Thursday, April 2, 2015

Rest in Peace Robin Williams

I've been struggling with the words in trying to find exactly what to say and how to say it. Attempting to find some inspiring verse or mind blowing, heart tugging message that would fully capture what my heart is saying. Nothing has been able to fully come to form or make any complete sense outside of my head...and then I found this written by a close friend of Robin Williams,Glen Close

"Robin was incredibly sensitive and gentle and loving. He was very self-critical. During Garp we had a press conference and I was asked to go along with Robin. I watched this quiet man, who I'd never seen reading a newspaper or magazine or watching TV, explode into the press room and do an amazing turn on all the most current events, people and issues. He wove it all into a cohesive whole with no notes, nothing but his genius. It was breathtaking in its spontaneity and brilliance. Everyone was completely blown away. When we walked out of the room together, Robin turned to me with a worried look and asked in a whisper, "Was that all right?" I gave him a long hug and said, "Yes! You were incredible" He checked to make sure I really meant it and then went to his trailer.
Robin was a world treasure. As we mourn his tragic death, we must remember him for the great waves of laughter that he was able to illicit from us, how his humor and insights--though they came from a place of pain and uncertainty---connected us and reminded us of how flawed and fragile...how human we are...how we are capable of moments of inspired transcendence and others of unspeakable despair. Robin had it all. I am so deeply thankful that this dearly loved man graced this particular planet"

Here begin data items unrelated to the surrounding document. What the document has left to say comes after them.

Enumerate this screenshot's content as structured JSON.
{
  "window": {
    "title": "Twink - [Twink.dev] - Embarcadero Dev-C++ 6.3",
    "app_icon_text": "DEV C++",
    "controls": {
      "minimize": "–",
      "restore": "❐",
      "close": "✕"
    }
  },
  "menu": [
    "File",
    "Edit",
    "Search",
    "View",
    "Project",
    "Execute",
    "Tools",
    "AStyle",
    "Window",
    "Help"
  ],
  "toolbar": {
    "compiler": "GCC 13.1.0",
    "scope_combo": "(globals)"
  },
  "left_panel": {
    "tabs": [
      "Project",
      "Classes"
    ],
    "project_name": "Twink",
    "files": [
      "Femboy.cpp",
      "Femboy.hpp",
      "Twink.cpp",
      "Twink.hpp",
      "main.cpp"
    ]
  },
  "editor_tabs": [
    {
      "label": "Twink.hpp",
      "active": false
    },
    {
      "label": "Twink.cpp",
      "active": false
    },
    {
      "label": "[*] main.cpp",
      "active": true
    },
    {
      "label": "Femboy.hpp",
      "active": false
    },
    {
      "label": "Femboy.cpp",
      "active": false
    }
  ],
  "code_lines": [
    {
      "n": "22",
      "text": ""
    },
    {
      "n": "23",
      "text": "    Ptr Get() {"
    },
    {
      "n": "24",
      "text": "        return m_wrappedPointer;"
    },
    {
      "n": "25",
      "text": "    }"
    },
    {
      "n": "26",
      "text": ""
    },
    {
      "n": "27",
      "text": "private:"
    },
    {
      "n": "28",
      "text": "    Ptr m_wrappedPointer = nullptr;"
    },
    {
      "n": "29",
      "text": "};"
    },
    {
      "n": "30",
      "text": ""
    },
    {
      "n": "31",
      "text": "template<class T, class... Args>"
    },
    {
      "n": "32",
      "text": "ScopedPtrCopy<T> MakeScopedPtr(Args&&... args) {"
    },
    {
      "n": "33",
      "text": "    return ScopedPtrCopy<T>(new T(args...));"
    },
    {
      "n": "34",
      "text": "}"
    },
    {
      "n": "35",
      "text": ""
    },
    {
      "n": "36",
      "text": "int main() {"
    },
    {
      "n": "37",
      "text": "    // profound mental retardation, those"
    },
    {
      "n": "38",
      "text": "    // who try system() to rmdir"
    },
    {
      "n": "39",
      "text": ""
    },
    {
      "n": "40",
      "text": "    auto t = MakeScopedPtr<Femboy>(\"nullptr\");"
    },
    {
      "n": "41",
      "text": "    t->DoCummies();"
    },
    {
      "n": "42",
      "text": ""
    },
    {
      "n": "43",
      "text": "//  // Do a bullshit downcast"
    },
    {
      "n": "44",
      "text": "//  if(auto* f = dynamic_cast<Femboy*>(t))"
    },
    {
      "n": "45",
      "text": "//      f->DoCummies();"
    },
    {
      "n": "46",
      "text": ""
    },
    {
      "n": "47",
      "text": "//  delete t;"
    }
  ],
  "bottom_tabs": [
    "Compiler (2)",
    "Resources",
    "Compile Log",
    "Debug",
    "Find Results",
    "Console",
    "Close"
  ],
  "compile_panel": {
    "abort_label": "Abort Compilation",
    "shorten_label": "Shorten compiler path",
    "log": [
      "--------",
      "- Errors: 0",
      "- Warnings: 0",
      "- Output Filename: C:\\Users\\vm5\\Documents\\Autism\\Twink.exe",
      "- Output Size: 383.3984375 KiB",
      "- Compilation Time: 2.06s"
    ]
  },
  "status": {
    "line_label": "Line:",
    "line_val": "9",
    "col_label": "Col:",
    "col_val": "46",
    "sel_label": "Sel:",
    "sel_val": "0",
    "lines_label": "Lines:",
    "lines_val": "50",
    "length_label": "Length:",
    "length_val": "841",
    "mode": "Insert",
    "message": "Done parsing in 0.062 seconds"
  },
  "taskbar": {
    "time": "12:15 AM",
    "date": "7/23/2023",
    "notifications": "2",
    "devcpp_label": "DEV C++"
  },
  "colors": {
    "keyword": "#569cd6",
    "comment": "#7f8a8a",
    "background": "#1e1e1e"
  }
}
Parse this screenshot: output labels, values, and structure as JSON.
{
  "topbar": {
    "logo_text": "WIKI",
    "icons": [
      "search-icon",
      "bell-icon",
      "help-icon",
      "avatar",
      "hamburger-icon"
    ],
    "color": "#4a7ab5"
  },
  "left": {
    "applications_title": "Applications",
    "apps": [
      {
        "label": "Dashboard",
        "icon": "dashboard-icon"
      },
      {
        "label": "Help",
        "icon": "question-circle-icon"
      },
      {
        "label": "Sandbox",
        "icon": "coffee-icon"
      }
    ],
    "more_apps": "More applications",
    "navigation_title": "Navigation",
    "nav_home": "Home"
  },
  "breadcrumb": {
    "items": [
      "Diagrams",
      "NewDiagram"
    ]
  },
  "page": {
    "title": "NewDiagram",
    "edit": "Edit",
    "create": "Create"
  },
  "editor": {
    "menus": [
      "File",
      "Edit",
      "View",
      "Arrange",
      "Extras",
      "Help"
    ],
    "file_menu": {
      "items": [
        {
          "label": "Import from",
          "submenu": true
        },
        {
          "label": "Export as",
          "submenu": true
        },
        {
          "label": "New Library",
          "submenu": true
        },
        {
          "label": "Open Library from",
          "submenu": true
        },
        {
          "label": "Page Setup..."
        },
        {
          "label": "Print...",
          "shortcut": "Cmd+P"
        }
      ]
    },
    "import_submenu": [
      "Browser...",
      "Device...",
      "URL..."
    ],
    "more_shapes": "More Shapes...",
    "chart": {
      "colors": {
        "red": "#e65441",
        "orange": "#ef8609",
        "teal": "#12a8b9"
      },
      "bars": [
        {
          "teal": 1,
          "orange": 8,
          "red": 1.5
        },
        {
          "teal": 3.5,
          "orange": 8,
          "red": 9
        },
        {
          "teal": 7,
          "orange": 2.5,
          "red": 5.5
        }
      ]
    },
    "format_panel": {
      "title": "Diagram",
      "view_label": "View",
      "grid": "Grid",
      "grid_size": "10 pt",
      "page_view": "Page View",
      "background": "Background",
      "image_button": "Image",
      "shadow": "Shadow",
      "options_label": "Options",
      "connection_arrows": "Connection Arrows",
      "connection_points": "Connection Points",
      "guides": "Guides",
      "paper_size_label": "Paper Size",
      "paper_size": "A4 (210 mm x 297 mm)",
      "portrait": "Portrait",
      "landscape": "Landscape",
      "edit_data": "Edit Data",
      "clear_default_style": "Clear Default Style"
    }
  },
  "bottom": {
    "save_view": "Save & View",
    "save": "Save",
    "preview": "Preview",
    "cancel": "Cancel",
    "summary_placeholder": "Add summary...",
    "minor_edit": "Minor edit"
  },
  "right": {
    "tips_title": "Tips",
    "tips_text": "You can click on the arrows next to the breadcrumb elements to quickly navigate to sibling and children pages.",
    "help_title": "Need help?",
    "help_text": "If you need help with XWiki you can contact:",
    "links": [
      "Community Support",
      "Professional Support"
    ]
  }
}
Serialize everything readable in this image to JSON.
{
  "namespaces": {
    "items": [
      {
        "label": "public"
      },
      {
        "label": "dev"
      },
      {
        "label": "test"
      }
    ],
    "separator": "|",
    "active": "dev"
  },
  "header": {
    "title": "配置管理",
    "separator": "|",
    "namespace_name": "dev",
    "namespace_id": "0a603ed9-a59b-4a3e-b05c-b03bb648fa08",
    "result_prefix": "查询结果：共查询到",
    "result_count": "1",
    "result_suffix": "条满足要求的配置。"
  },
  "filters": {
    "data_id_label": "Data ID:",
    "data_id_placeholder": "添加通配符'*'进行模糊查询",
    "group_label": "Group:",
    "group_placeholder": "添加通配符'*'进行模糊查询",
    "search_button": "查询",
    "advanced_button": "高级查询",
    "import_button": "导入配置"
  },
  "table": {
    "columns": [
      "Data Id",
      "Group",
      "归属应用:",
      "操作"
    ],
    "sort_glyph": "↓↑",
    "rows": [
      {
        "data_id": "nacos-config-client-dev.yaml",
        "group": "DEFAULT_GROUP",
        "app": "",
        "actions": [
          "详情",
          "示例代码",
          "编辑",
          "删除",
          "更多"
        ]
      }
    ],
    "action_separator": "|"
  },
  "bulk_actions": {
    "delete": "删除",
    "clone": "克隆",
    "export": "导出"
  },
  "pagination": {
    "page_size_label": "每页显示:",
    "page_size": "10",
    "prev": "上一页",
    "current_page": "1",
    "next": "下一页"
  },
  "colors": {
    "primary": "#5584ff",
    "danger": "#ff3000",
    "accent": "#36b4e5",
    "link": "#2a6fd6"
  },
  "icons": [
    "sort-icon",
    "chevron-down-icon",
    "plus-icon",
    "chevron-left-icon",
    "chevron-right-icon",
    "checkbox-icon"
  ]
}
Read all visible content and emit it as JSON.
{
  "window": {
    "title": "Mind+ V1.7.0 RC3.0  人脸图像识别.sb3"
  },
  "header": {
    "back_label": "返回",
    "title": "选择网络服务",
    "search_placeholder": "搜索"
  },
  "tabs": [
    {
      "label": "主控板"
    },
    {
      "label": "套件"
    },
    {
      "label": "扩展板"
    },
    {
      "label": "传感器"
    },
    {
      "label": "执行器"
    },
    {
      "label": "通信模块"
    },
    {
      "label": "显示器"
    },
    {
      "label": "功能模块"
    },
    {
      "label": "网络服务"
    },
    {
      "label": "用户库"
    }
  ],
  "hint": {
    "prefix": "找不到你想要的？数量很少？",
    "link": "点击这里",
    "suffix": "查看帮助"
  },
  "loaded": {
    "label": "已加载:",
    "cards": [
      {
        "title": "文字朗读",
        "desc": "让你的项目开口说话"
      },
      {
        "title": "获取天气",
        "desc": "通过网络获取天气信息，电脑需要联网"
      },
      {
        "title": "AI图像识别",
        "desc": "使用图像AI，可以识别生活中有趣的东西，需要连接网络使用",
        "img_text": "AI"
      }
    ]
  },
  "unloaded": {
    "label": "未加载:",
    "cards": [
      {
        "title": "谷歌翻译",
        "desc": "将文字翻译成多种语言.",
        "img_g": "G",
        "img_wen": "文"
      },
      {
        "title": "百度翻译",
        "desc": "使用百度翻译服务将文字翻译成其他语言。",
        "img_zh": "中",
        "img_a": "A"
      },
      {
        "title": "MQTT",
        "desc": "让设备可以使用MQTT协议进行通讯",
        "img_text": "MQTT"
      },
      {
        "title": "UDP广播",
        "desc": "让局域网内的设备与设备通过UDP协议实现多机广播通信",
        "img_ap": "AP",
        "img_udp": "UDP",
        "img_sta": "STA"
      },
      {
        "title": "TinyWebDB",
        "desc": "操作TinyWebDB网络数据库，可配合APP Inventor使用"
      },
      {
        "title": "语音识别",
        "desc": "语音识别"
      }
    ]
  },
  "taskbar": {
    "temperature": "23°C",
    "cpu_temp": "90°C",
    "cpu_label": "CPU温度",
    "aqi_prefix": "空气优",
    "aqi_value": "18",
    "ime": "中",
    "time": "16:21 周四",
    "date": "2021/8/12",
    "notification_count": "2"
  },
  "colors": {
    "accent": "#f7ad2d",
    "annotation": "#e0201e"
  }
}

This particular reflection touched me because it is something I encounter more often than not. To the world, we (artists, entertainers, etc) have it together. We laugh, we perform, we help, we move in such a way that what we truly feel, in those quiet moments when we are alone, nestles beneath the surface of confidence and talent and becomes seemingly non-existent or controlled. I'm sure this happens to any field but I am only speaking from what I know to be true for me. I've heard many comments about how selfish it was for Robin to do this and not think of his family or friends. Everyone is completely entitled to their opinions, however, what I believe is that sometimes in those darkest hours when you feel completely alone (emotionally or mentally) you think that the best thing to do, even for your family and friends, is to not be here. You feel like if you speak about how you feel, you're going to burden them or inundate them with your sadness. Sometimes you feel invincible and unstoppable and then in a matter of seconds [literally] one rogue thought or negative feeling of doubt swoops in and spirals your whole thinking out of control. I am saying this from first hand experience and by no means making excuses for Robin or anyone else who has succumbed to the battles of depression I am simply saying I understand. Completely. My heart is full but know this, depression is real and beating up on each other and pointing out fault is not the way to surpass it. Understand that when someone needs to be alone or needs time to find peace within themselves, let them take it. It may be a day, a month, a year, a few years...whatever it is they need that time but also in the same breath they also need family and friends who will recognize that they are reaching out and even if they don't reach out to you, they are giving you subtle hints. Pay attention and know that the worst thing you can do is ignore them when they are crying out. If they feel ignored during their depression or even after an attempt, you will never have their trust again.

Rest in Love Robin. Thank you for the laughs and the memories.